Bab 5 : Broken Hope

913 45 6
                                    

Hari yang berat. Bagi Loli maupun Riyan. Bahkan pembaringan itu dirasa terlalu luas bagi gadis mungil seperti Loli. Ia mulai sadar bahwa ketika esok hari ia harus terbangun dan keluar dari ruangan itu, ia tak akan mendapati papa, mama, maupun Ifah lagi. Ah, ya, sekarang bertambah dengan kehadiran ponakan barunya. Ia bahkan belum tahu nama ponakan pertamanya.

Besok gue harus ke rumah sakit.

Ia memejamkan matanya beberapa kali, namun setiap kali itu terjadi, matanya akan membuka kembali. Sejujurnya ia terlalu takut untuk terlelap. Ia takut lelapnya akan berakhir dengan kenyataan esok hari. Kenyataan yang mencabik relungnya, relung yang tengah terisi oleh manisnya ilusi. Ia mulai takut akan mimpi yang sewaktu-waktu bisa saja meninggalkan dirinya pergi.

Ini kok hujan dari mana, ya? Si pancang beli rumah agak gede gini kok malah bocor, sih? Niat bangetttt dia bikin gue nyesekk.

Batinnya berusaha melawan, dibersamai oleh genangan bening yang tak henti membanjir. Tubuhnya meringkuk di sudut ruangan, meninju bahunya berkali-kali, hanya demi memastikan kedua matanya tak terpejam.

Tak berselang lama. Akhirnya ia mencapai lelap.

Satu detik. Dua detik.

Hanya dalam hitungan 3.540 detik, kedua matanya membuka. Ia masih mengenakan baju dan kerudung yang dipakainya ketika makan di luar bersama Riyan. Benaknya kosong. Tapi, satu hal yang membuat seluruh sendinya bergerak cepat. Terlalu cepat.

Brakk! Pintu kamar terhempas. Napasnya tercekat, langkahnya tak lagi berjalan, ia berlari.

01.08

Ckrekkk!

Pintu terbuka paksa. Kedua matanya membulat sempurna. Ia mendapati sebuah ruangan luas dengan kertas tertumpuk rapi, beberapa terkulai di atas lantai, sisanya berserakan tak keruan di atas sprai matras. Satu lagi. Ia mendapati seseorang terduduk di atas kursi dengan komputer yang masih hidup. Seseorang itu, kini menatapnya lekat, mencari celah di antara dua retina pelaku pendobrak.
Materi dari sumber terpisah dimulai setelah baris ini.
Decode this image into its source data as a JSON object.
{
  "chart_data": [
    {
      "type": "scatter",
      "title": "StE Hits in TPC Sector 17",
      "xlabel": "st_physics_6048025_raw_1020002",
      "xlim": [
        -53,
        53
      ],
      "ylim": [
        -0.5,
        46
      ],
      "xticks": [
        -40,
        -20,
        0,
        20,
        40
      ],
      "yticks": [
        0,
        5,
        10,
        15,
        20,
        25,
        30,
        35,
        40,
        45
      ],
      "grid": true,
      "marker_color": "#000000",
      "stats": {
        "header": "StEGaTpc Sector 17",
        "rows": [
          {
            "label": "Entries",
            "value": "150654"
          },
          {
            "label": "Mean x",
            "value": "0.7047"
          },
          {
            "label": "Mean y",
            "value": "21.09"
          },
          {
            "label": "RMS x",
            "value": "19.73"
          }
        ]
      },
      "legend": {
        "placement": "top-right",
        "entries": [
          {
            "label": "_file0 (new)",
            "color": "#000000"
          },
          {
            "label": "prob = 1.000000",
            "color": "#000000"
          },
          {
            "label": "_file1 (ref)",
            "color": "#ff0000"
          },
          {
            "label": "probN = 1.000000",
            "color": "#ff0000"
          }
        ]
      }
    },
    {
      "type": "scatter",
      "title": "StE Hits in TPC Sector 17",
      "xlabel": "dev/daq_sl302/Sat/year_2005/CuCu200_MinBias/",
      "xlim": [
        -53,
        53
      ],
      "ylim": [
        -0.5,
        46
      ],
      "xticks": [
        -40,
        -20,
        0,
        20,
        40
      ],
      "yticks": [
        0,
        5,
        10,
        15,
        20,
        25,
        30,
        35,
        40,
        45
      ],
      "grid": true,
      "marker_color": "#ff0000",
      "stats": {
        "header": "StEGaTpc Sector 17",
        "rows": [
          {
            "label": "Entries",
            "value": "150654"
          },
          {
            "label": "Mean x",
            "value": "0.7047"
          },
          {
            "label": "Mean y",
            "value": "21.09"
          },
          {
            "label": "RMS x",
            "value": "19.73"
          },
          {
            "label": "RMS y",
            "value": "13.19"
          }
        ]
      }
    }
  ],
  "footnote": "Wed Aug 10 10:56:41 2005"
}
"Lo... Ngapain di situ?" kalimat berbubuh tanda tanya sukses terlontar dari mulut Riyan. Ia terkesiap ketika mendapati Loli yang tampak sulit mengatur napas, bahkan dengan bulir yang berjatuhan di wajah gadis itu.

Gue ngapain, sih? Kenapa gue sekhawatir ini? Kenapa gue ketakutan begini? Kenapa gue lemah begini? Di depan dia? Kenapa detak jantung gue nggak bisa normal?

"Ng-nggak. Gue..." kalimatnya tersendat. "Gue cuma ngigau. Ini kebiasaan gue, tidur jalan," ungkapnya, bahkan dengan napas yang masih tersengal-sengal.

"Oh, okay...?"

Tanpa kata, bahkan tanpa suara langkah, Loli mundur dan menutup kembali pintu yang bahkan gagangnya tak pernah ia lepaskan sejak tadi.

Gitu, ya? Dia... Masih ada di dunia ini.

Batin Loli. Ada lengkung tipis menghiasi wajahnya. Ia lega.

.
.
.
3:45 AM
.
.

Si pancang tadi malem begadang sampe jam berapa, ya? Duh, gue masih keinget kelakuan super gaje gue semalam.

Betewe sejak kapan gue manggil dia si tiang pancang? Mungkin sejak gue sadar kalo gue mirip bayi prematur kali, ya.

Loli hanya memangku kepalanya dengan tangan kanan yang sikunya bertumpu pada meja belajar di sudut kamarnya. Ia memutar bola matanya bosan. Membiarkan buku berjudul Paradigma Pendidikan yang sejak dua jam lalu menganggur dan stuck di tujuh halaman terakhir.

Cih. Bahkan di mimpi pun gue harus belajar?

Sebentar lagi liburan UAS berakhir. Ia akan memulai kehidupan kuliahnya dengan suasana berbeda. Ia akan berangkat dan pulang ke rumah yang baru.